David Feldman

Three Things to Know This Week in Energy – 1/29/2018

Blog Post created by David Feldman Champion on Jan 29, 2018

1. Oil settles lower and the dollar is up.


Oil prices settled lower today, pushed down by the strengthening dollar and increasing US crude output.  But even with the slump, prices are still on track for the biggest January increase in five years.


Brent crude futures for March delivery dropped to $1.06 to $69.46 a barrel.


US West Texas Intermediate (WTI) crude futures dropped $0.58 to close at $65.56 a barrel.


The oil rally has been bolstered by the US dollar's six-week slide.  We’ll see if this is just a hiccup, or if the trend continues. The US dollar is estimated to fall 3% this month. Oil is priced in US dollars, so a falling dollar can boost demand for crude from buyers using other currencies.

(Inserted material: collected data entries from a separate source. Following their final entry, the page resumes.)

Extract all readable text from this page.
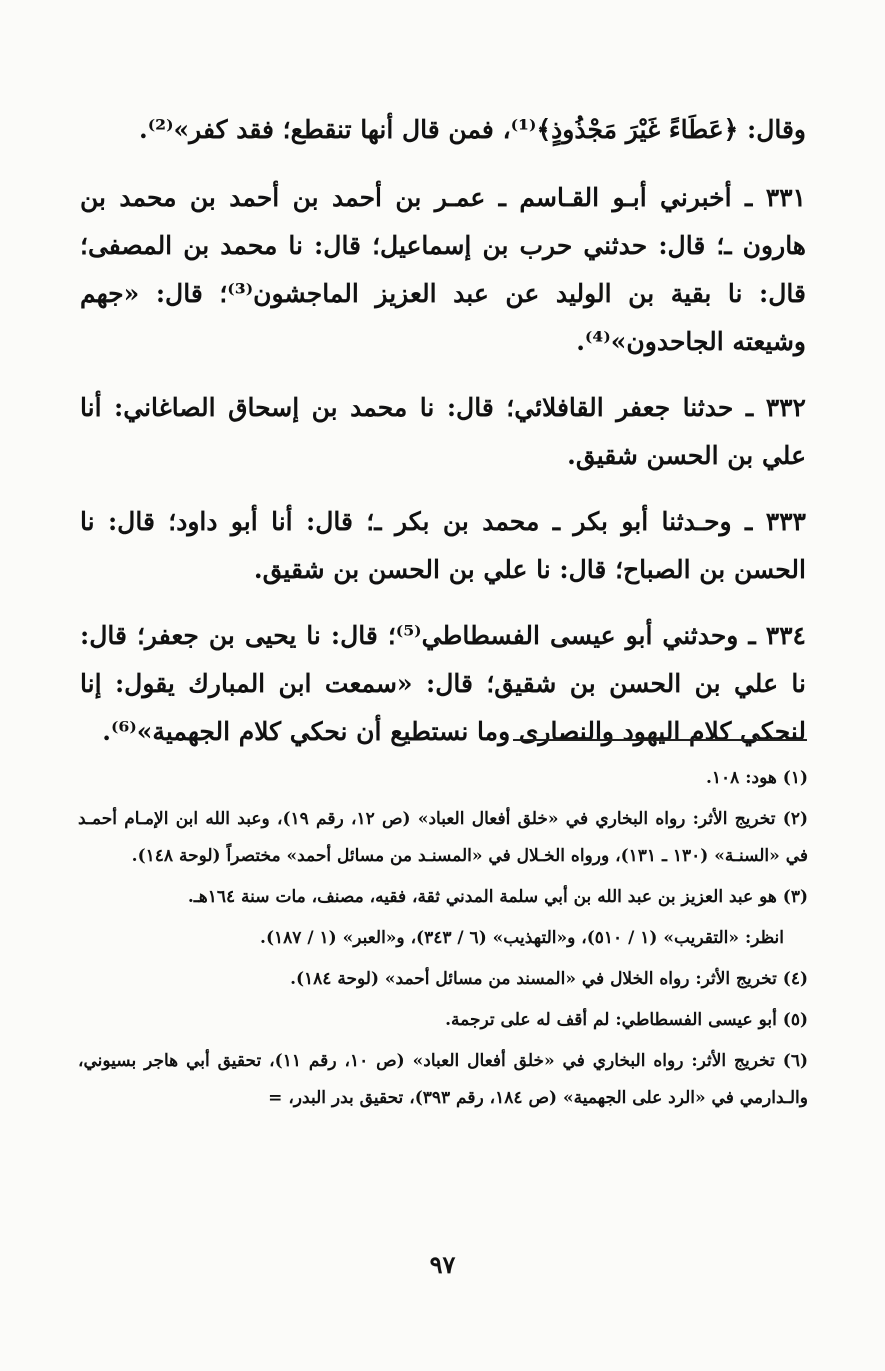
وقال: ﴿عَطَاءً غَيْرَ مَجْذُوذٍ﴾⁽¹⁾، فمن قال أنها تنقطع؛ فقد كفر»⁽²⁾.

٣٣١ ـ أخبرني أبـو القـاسم ـ عمـر بن أحمد بن أحمد بن محمد بن هارون ـ؛ قال: حدثني حرب بن إسماعيل؛ قال: نا محمد بن المصفى؛ قال: نا بقية بن الوليد عن عبد العزيز الماجشون⁽³⁾؛ قال: «جهم وشيعته الجاحدون»⁽⁴⁾.

٣٣٢ ـ حدثنا جعفر القافلائي؛ قال: نا محمد بن إسحاق الصاغاني: أنا علي بن الحسن شقيق.

٣٣٣ ـ وحـدثنا أبو بكر ـ محمد بن بكر ـ؛ قال: أنا أبو داود؛ قال: نا الحسن بن الصباح؛ قال: نا علي بن الحسن بن شقيق.

٣٣٤ ـ وحدثني أبو عيسى الفسطاطي⁽⁵⁾؛ قال: نا يحيى بن جعفر؛ قال: نا علي بن الحسن بن شقيق؛ قال: «سمعت ابن المبارك يقول: إنا لنحكي كلام اليهود والنصارى وما نستطيع أن نحكي كلام الجهمية»⁽⁶⁾.

(١) هود: ١٠٨.

(٢) تخريج الأثر: رواه البخاري في «خلق أفعال العباد» (ص ١٢، رقم ١٩)، وعبد الله ابن الإمـام أحمـد في «السنـة» (١٣٠ ـ ١٣١)، ورواه الخـلال في «المسنـد من مسائل أحمد» مختصراً (لوحة ١٤٨).

(٣) هو عبد العزيز بن عبد الله بن أبي سلمة المدني ثقة، فقيه، مصنف، مات سنة ١٦٤هـ.

انظر: «التقريب» (١ / ٥١٠)، و«التهذيب» (٦ / ٣٤٣)، و«العبر» (١ / ١٨٧).

(٤) تخريج الأثر: رواه الخلال في «المسند من مسائل أحمد» (لوحة ١٨٤).

(٥) أبو عيسى الفسطاطي: لم أقف له على ترجمة.

(٦) تخريج الأثر: رواه البخاري في «خلق أفعال العباد» (ص ١٠، رقم ١١)، تحقيق أبي هاجر بسيوني، والـدارمي في «الرد على الجهمية» (ص ١٨٤، رقم ٣٩٣)، تحقيق بدر البدر، =

٩٧
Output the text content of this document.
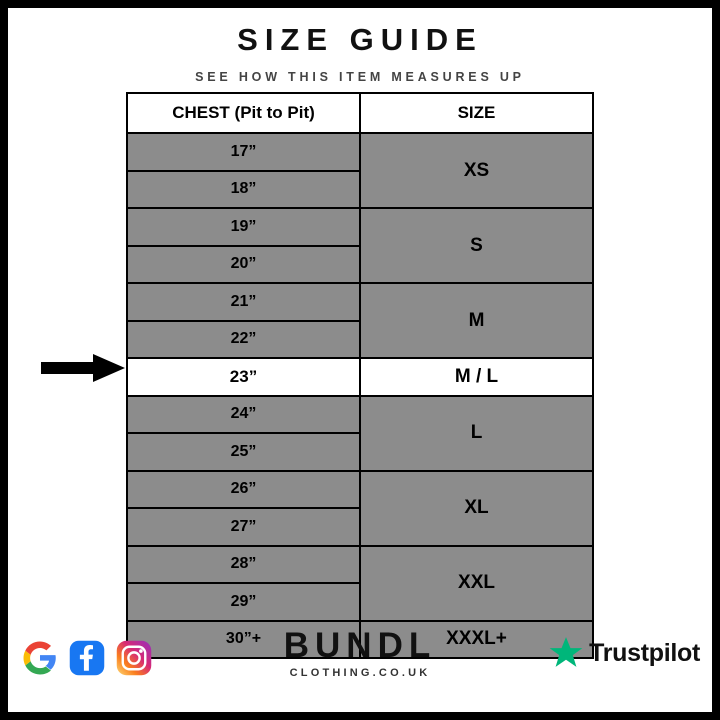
SIZE GUIDE
SEE HOW THIS ITEM MEASURES UP
CHEST (Pit to Pit)	SIZE
17”	XS
18”	
19”	S
20”	
21”	M
22”	
23”	M / L
24”	L
25”	
26”	XL
27”	
28”	XXL
29”	
30”+	XXXL+
BUNDL
CLOTHING.CO.UK
Trustpilot
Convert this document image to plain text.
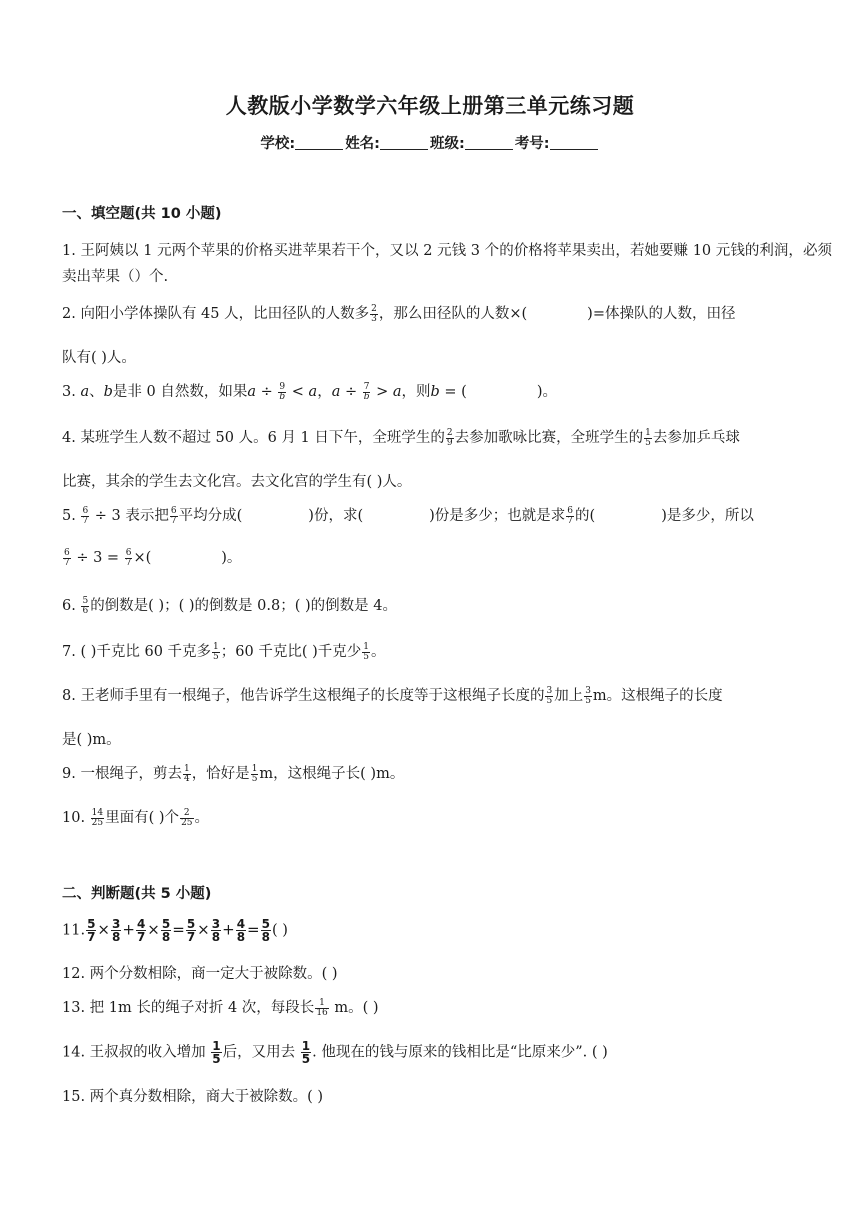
人教版小学数学六年级上册第三单元练习题
学校:	姓名:	班级:	考号:
一、填空题(共 10 小题)
1. 王阿姨以 1 元两个苹果的价格买进苹果若干个，又以 2 元钱 3 个的价格将苹果卖出，若她要赚 10 元钱的利润，必须卖出苹果（）个.
2. 向阳小学体操队有 45 人，比田径队的人数多 $\frac{2}{3}$ ，那么田径队的人数×(	)=体操队的人数，田径
队有( )人。
3. a、b是非 0 自然数，如果$a \div \frac{9}{b} < a$，$a \div \frac{7}{b} > a$，则b = (	)。
4. 某班学生人数不超过 50 人。6 月 1 日下午，全班学生的 $\frac{2}{9}$ 去参加歌咏比赛，全班学生的 $\frac{1}{5}$ 去参加乒乓球
比赛，其余的学生去文化宫。去文化宫的学生有( )人。
5. $\frac{6}{7} \div 3$ 表示把 $\frac{6}{7}$ 平均分成(	)份，求(	)份是多少；也就是求 $\frac{6}{7}$ 的(	)是多少，所以
$\frac{6}{7} \div 3 = \frac{6}{7}$ ×(	)。
6. $\frac{5}{6}$ 的倒数是( )；( )的倒数是 0.8；( )的倒数是 4。
7. ( )千克比 60 千克多 $\frac{1}{5}$ ；60 千克比( )千克少 $\frac{1}{5}$ 。
8. 王老师手里有一根绳子，他告诉学生这根绳子的长度等于这根绳子长度的 $\frac{3}{5}$ 加上 $\frac{3}{5}$ m。这根绳子的长度
是( )m。
9. 一根绳子，剪去 $\frac{1}{4}$ ，恰好是 $\frac{1}{5}$ m，这根绳子长( )m。
10. $\frac{14}{25}$ 里面有( )个 $\frac{2}{25}$ 。
二、判断题(共 5 小题)
11. $\frac{5}{7} \times \frac{3}{8} + \frac{4}{7} \times \frac{5}{8} = \frac{5}{7} \times \frac{3}{8} + \frac{4}{8} = \frac{5}{8}$ ( )
12. 两个分数相除，商一定大于被除数。( )
13. 把 1m 长的绳子对折 4 次，每段长 $\frac{1}{16}$ m。( )
14. 王叔叔的收入增加 $\frac{1}{5}$ 后，又用去 $\frac{1}{5}$ . 他现在的钱与原来的钱相比是“比原来少”. ( )
15. 两个真分数相除，商大于被除数。( )
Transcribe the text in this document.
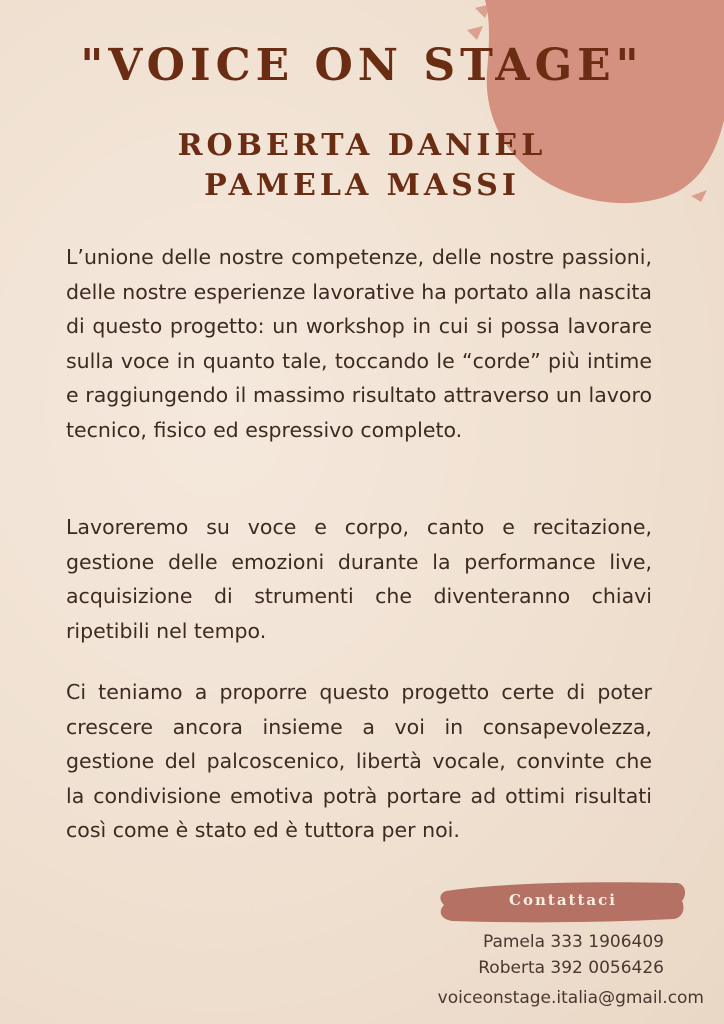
"VOICE ON STAGE"
ROBERTA DANIEL
PAMELA MASSI

L’unione delle nostre competenze, delle nostre passioni, delle nostre esperienze lavorative ha portato alla nascita di questo progetto: un workshop in cui si possa lavorare sulla voce in quanto tale, toccando le “corde” più intime e raggiungendo il massimo risultato attraverso un lavoro tecnico, fisico ed espressivo completo.

Lavoreremo su voce e corpo, canto e recitazione, gestione delle emozioni durante la performance live, acquisizione di strumenti che diventeranno chiavi ripetibili nel tempo.

Ci teniamo a proporre questo progetto certe di poter crescere ancora insieme a voi in consapevolezza, gestione del palcoscenico, libertà vocale, convinte che la condivisione emotiva potrà portare ad ottimi risultati così come è stato ed è tuttora per noi.

Contattaci

Pamela 333 1906409

Roberta 392 0056426

voiceonstage.italia@gmail.com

2. Tesla looking to invest in Chile as a way to stay ahead in the Lithium battle.


The Financial Times is reporting that Tesla may be interested in investing in a processing plant in Chile—one of the top-producing lithium countries in the world.  Tesla is looking to ramp up production of its Model 3, which is way behind initial construction and delivery schedules.


Lithium prices have been increasing as demand for batteries continues to go through the roof, and nearly every legacy automaker has announced plans to roll out electric vehicles in the coming years.  Tesla is under the gun to get their cars out fast and at an affordable price for the public!


3. Iraq plans to comply with OPEC cuts despite efforts to increase its oil export capacity.


Even though Iraq has been ramping up its oil export capacity, their Oil Minister Jabbar al-Luiebi said at a conference in London that they still plan to comply with the OPEC production cuts pact in which Iraq agreed to cut 210,000 bpd off its October 2016 level and cap production at 4.351 million bpd.